Voilà que Belgacom fait dans le communautaire ! C’est en tout cas le programme présenté hier par l’opérateur télécoms belge au travers de l’accord conclu avec le groupe espagnol Fon en vue de développer une communauté d’utilisateurs acceptant de partager leur connexion wi-fi.

A première vue, rien de bien rentable pour Belgacom (le groupe devrait en dire plus dans le courant de cette année). A l’étranger, Fon propose ses services en l’émaillant notamment d’un "retour sur partage" sur la base des contributions des utilisateurs payants. On est encore très loin de cela chez nous. Pour Michel Georgis, patron de la division "consommateurs" de Belgacom, il s’agit d’une étape de plus dans le sens d’une offre permettant de donner aux clients existants ou futurs du groupe de télécoms un accès permanent, et sur tous leurs appareils, à Internet et aux services diffusés sur les réseaux. "Que vous utilisiez un smartphone, une tablette ou un ordinateur, vous allez pouvoir disposer d’un réseau de centaines de milliers de "hotspots", alors que la concurrence n’en propose que quelques milliers."

Ici, l’objectif est clair : on veut fidéliser les clients Belgacom et attirer de nouveaux utilisateurs.
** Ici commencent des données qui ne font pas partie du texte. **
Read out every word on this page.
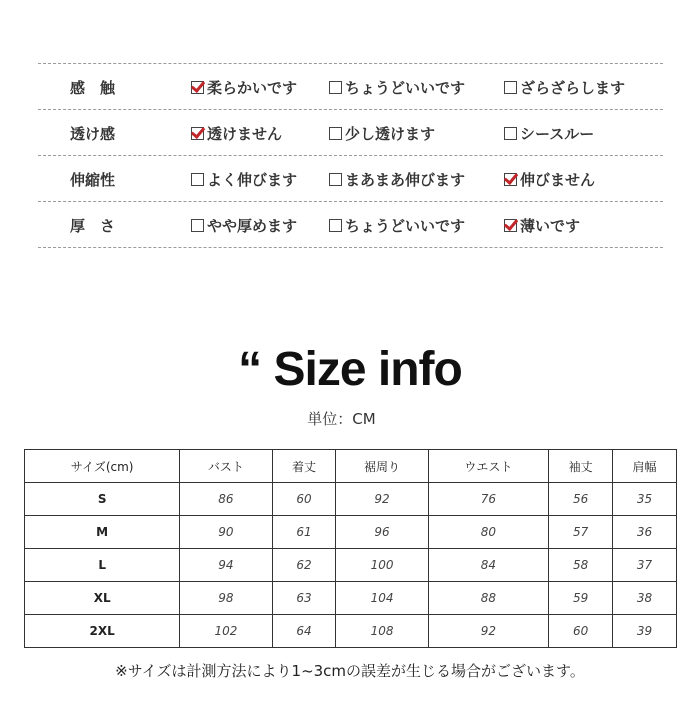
感　触	柔らかいです	ちょうどいいです	ざらざらします
透け感	透けません	少し透けます	シースルー
伸縮性	よく伸びます	まあまあ伸びます	伸びません
厚　さ	やや厚めます	ちょうどいいです	薄いです
“ Size info
単位：CM
サイズ(cm)	バスト	着丈	裾周り	ウエスト	袖丈	肩幅
S	86	60	92	76	56	35
M	90	61	96	80	57	36
L	94	62	100	84	58	37
XL	98	63	104	88	59	38
2XL	102	64	108	92	60	39
※サイズは計測方法により1~3cmの誤差が生じる場合がございます。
C’est que l’offre Fon est attrayante : si vous partagez votre point d’accès wi-fi en le mettant à disposition de tiers, vous entrez dans une communauté qui est déjà présente ailleurs dans le monde - en France, en Grande-Bretagne ou au Portugal - et vous disposez dès lors du droit de profiter de l’ouverture de ces hotspots privés à l’étranger où les connexions en "roaming" sont horriblement chères. C’est aussi le cas en Belgique, d’où l’intérêt de Belgacom pour le principe d’un partage communautaire qui figure rarement dans les statuts d’une société cotée.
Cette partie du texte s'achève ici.